There has a been a surge in non-traditional lenders launching debt funds this year, spurred by a hike in demand on the part of institutional investors: ‘We feel that there are still opportunities in the market for debt funds, especially now that institutional investors have finally come to terms with debt fund investments as an asset class. They have become popular because they offer stable returns of around 8% to 9% but are low-risk,’ Thaker said.
Thaker estimates that it will take Aeriance between 18 and 24 months to fully invest both funds, which won’t be geared at the fund level. So far, investor interest has come from a broad range of investors, including pension funds, sovereign wealth funds, HNWIs in Europe, the Middle East and elsewhere.

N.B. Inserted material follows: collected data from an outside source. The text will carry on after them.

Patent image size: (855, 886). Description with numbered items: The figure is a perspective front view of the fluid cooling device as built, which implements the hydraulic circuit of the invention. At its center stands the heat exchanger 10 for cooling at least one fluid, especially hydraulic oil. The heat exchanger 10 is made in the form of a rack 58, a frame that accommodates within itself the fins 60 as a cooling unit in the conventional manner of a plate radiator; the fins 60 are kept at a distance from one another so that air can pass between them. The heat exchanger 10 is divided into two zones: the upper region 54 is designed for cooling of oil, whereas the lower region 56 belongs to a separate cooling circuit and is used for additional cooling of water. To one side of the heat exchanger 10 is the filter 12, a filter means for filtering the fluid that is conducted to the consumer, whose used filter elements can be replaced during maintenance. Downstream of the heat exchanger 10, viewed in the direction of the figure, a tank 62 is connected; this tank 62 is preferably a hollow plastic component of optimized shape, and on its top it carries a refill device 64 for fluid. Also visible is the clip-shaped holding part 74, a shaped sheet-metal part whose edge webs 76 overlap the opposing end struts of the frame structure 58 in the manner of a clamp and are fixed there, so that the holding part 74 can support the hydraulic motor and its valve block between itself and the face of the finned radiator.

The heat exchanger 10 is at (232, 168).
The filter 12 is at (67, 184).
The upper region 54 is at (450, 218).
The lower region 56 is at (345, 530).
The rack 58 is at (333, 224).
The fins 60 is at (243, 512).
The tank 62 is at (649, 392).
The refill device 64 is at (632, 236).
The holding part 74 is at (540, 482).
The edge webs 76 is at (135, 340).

Non-traditional lenders have poured into the European debt space this year, with debt funds quickly becoming the new buzzword in real estate circles. Indeed, investor interest in debt has become so strong that DTZ has estimated that there will be around €130 bn of new lending capacity from non-bank lenders between 2013 and 2015 across Europe, propelling key markets such as Germany, France and the UK towards a lending surplus. Debt funds and insurance companies are among the new players entering the fray, keen to take advantage of unprecedented demand on the part of institutional investors to find new real estate asset classes in which to invest.
AMREF 3 will initially focus on the UK, France and Germany but will quickly extend to the Nordic region, Thaker said. ‘For now, we’ll avoid markets that are not performing well, such as Spain, southern Italy, Portugal and Ireland. Typically, we will underwrite loans of up to €50 mln although we are also open to club deals on big ticket loans, especially if the deal concerns an underlying operating business, such as a hotel,’ he added.
Aeriance’s OREL 2 fund offers construction loans for bridge finance to convert houses or offices into apartments, or to convert properties that were once residences and have since been converted into another use back into residences. ‘We’ll fund the construction cost, much like a senior construction loan,’ Thaker said.
Further fund launches could be on the cards, he said: ‘We’re pretty opportunistic, so we can react quickly to market changes. The market has changed dramatically in the past year, with annual returns falling from 9-12% a year ago to 8-9% today. However, if we identify a unique opportunity, we can immediately launch a fund to take advantage of it,’ he explained.
So far this year, Aeriance has underwritten €200 mln of mezzanine loans across its existing funds, including a £25 mln mezzanine loan for a 355,000 sq. ft. office in Manchester, in the UK, for its AMREF 2 fund. It also underwrote a £14 mln senior loan for the development of a 78-room hotel in London for its AMREF 1 fund.
COMPANY PROFILE: Aeriance Investments
Aeriance Investments is a Luxembourg-based investment firm specialising in real estate debt. The group currently has four debt funds: Opportunistic Real Estate Loan Fund 1 &2, Aeriance Mezzanine Real Estate Debt Fund 3 and Aeriance’s ASTREL fund. Combined, the funds have underwritten €1.4 bn of loans over the past five years and currently have almost €600 mln of AUM. The group’s AMREF funds invest primarily in debt exposures of approximately 60% to 80% LTV backed by high quality real estate assets. The funds expect to distribute 5% to 6% per annum in dividend income. Aeriance’s ASTREL fund has similar investment criteria to its AMREF funds, albeit with a lower exposure in the capital structure, normally not higher than 60% LTV. In addition, Aeriance invests in residential real estate loans in ‘golden’ London postcodes, such as Knightsbridge and Belgravia. The exposures are conservative and limited to 65% LTV. The firm is regulated by the Commission de Surveillance du Secteur Financier (CSSF).